La transformación sucede cuando un líder decide tomar acción e inspira a otros con su ejemplo. Es aquel que crea algo significativo. En el libro “vivir intencionalmente” el autor pregunta qué es lo que nos hace llorar, en mi caso ver tanta injusticia, tanta falta de amor, misericordia y compromiso con los demás. Paraguay no está lejos de la situación que viví, seguimos sintiendo una gran ausencia de liderazgo.

El desafío está en construir una sociedad basada en valores. En la actualidad padecemos una crisis de valores, y esa es la peor crisis que podríamos atravesar. Ahí nacen los problemas de corrupción, ahí es cuando empiezan a no importarnos los demás. No respetamos, no somos éticos, no somos honestos, no estamos comprometidos… solo pensamos en el YO, en el propio bienestar, éxito y enriquecimiento destruyendo todo lo que está a nuestro alrededor.

Una persona con valores es grande por dentro, de ahí viene la grandeza del interior de uno. Muchas veces pensamos que la grandeza es exterior, nos sentimos con autoridad y poder al ocupar grandes cargos, y reconocemos que existen muchas personas que solo tienen eso “cargo y no son buenos líderes”. Nos engañamos y engañamos a través de títulos y posiciones. Y la pregunta es la siguiente: ¿Eso es todo lo que podemos lograr en la vida? UN CARGO… ¿Ser político, presidente o gerente de alguna empresa?… ¿Eso me hace GRANDE? Porque si eso fuera “grandeza”, el Paraguay estaría mejor de lo que está, Guatemala estaría mejor de lo que está, Latinoamérica estaría mucho mejor de lo que está.

Los verdaderos líderes de transformación no hablan de liderazgo o títulos, lo demuestran, se vuelven intencionales, son coherentes con sus valores, hacen que las cosas sucedan, generan cambios, ven lo que otros no ven y hacen aquello que otros no se animan a hacer. Son aquellos que deciden convertirse en héroes cotidianos y hacen historia.

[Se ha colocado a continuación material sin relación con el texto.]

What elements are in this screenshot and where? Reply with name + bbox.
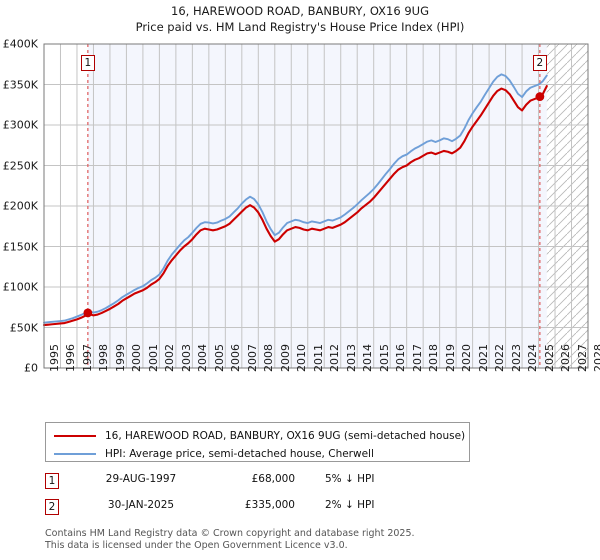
transaction-hpi-delta: 5% ↓ HPI xyxy=(325,473,375,485)
series-line-hpi xyxy=(43,73,548,324)
x-axis-tick-label: 1999 xyxy=(113,344,127,372)
x-axis-tick-label: 2008 xyxy=(262,344,276,372)
y-axis-tick-label: £50K xyxy=(9,321,38,334)
legend-color-swatch xyxy=(54,453,96,455)
x-axis-tick-label: 2015 xyxy=(377,344,391,372)
x-axis-tick-label: 2022 xyxy=(493,344,507,372)
legend-label: HPI: Average price, semi-detached house,… xyxy=(105,448,374,460)
transaction-row[interactable]: 2 30-JAN-2025 £335,000 2% ↓ HPI xyxy=(45,496,465,522)
x-axis-tick-label: 2019 xyxy=(443,344,457,372)
x-axis-tick-label: 2009 xyxy=(278,344,292,372)
x-axis-tick-label: 2010 xyxy=(295,344,309,372)
x-axis-tick-label: 2014 xyxy=(361,344,375,372)
x-axis-tick-label: 1995 xyxy=(48,344,61,372)
x-axis-tick-label: 2026 xyxy=(559,344,573,372)
x-axis-tick-label: 2004 xyxy=(196,344,210,372)
transaction-date: 29-AUG-1997 xyxy=(105,473,177,485)
transaction-index-badge: 1 xyxy=(45,473,59,489)
x-axis-tick-label: 1998 xyxy=(97,344,111,372)
transaction-date: 30-JAN-2025 xyxy=(107,499,175,511)
x-axis-tick-label: 2001 xyxy=(146,344,160,372)
footer-line-1: Contains HM Land Registry data © Crown c… xyxy=(45,528,415,539)
y-axis-tick-label: £0 xyxy=(24,361,38,375)
y-axis-tick-label: £350K xyxy=(2,78,38,91)
x-axis-tick-label: 2027 xyxy=(575,344,589,372)
x-axis-tick-label: 2003 xyxy=(179,344,193,372)
chart-svg xyxy=(42,43,589,369)
y-axis-tick-label: £200K xyxy=(2,199,38,213)
y-axis-tick-label: £150K xyxy=(2,240,38,253)
x-axis-tick-label: 2017 xyxy=(410,344,424,372)
y-axis-tick-label: £300K xyxy=(2,118,38,132)
chart-marker-badge-2[interactable]: 2 xyxy=(532,55,547,71)
x-axis-tick-label: 2025 xyxy=(542,344,556,372)
x-axis-tick-label: 2005 xyxy=(212,344,226,372)
footer-line-2: This data is licensed under the Open Gov… xyxy=(45,539,348,551)
x-axis-tick-label: 1996 xyxy=(64,344,78,372)
legend-item: HPI: Average price, semi-detached house,… xyxy=(46,444,374,464)
x-axis-tick-label: 2016 xyxy=(394,344,408,372)
x-axis-tick-label: 2023 xyxy=(509,344,523,372)
x-axis-tick-label: 1997 xyxy=(80,344,94,372)
transaction-price: £68,000 xyxy=(251,473,295,485)
page-title: 16, HAREWOOD ROAD, BANBURY, OX16 9UG Pri… xyxy=(0,3,600,35)
chart-canvas: £0 £50K £100K £150K £200K £250K £300K £350K £400… xyxy=(2,37,600,375)
x-axis-tick-label: 2007 xyxy=(245,344,259,372)
attribution-footer: Contains HM Land Registry data © Crown c… xyxy=(45,528,585,551)
transaction-price: £335,000 xyxy=(244,499,295,511)
title-line-1: 16, HAREWOOD ROAD, BANBURY, OX16 9UG xyxy=(171,4,429,18)
chart-marker-badge-1[interactable]: 1 xyxy=(80,55,95,71)
x-axis-tick-label: 2002 xyxy=(163,344,177,372)
x-axis-tick-label: 2021 xyxy=(476,344,490,372)
title-line-2: Price paid vs. HM Land Registry's House … xyxy=(135,20,465,34)
plot-frame xyxy=(43,43,589,369)
series-line-price-paid xyxy=(42,85,548,327)
x-axis-tick-label: 2013 xyxy=(344,344,358,372)
x-axis-tick-label: 2018 xyxy=(427,344,441,372)
y-axis-tick-label: £100K xyxy=(2,280,38,294)
x-axis-tick-label: 2006 xyxy=(229,344,243,372)
transaction-hpi-delta: 2% ↓ HPI xyxy=(325,499,375,511)
legend-item: 16, HAREWOOD ROAD, BANBURY, OX16 9UG (se… xyxy=(46,426,465,446)
x-axis-tick-label: 2020 xyxy=(460,344,474,372)
x-axis-tick-label: 2028 xyxy=(592,344,600,372)
x-axis-tick-label: 2000 xyxy=(130,344,144,372)
y-axis-tick-label: £400K xyxy=(2,37,38,51)
sale-point-marker[interactable] xyxy=(83,308,93,318)
x-axis-tick-label: 2012 xyxy=(328,344,342,372)
sale-point-marker[interactable] xyxy=(535,92,545,102)
transaction-index-badge: 2 xyxy=(45,499,59,515)
legend-label: 16, HAREWOOD ROAD, BANBURY, OX16 9UG (se… xyxy=(105,430,466,442)
legend-color-swatch xyxy=(54,435,96,437)
transactions-table: 1 29-AUG-1997 £68,000 5% ↓ HPI 2 30-JAN-2025 £… xyxy=(45,470,465,522)
transaction-row[interactable]: 1 29-AUG-1997 £68,000 5% ↓ HPI xyxy=(45,470,465,496)
x-axis-tick-label: 2024 xyxy=(526,344,540,372)
y-axis-tick-label: £250K xyxy=(2,159,38,172)
chart-legend: 16, HAREWOOD ROAD, BANBURY, OX16 9UG (se… xyxy=(45,422,470,462)
x-axis-tick-label: 2011 xyxy=(311,344,325,372)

Todos deberíamos convertirnos en líderes de transformación, en agentes de cambio y así asegurarnos de seguir viviendo después de haber partido de este mundo. No es difícil, se trata de tomar una decisión, no podemos permitir la injusticia, la corrupción, la desidia, porque si lo hacemos seremos cómplices de lo que no está bien. Trabajemos en ser grandes por dentro, porque finalmente eso se proyectará por fuera y nos llevará a lograr resultados positivos.

Construyamos como líderes una familia modelo, empresas exitosas, una sociedad inclusiva, un gran país. Involucrémonos todos, seamos conscientes de las necesidades que tenemos como seres humanos, como sociedad, y tomemos acción. La diferencia está en el hacer, si yo no hubiera llegado a las montañas de Guatemala, esa niñita no se hubiera salvado… esa es una manera de hacer la diferencia en la vida de los demás. HOY es lo único que tenemos, hagamos algo significativo.

Y vos ¿qué hiciste hoy para marcar la diferencia en el lugar que te toca vivir?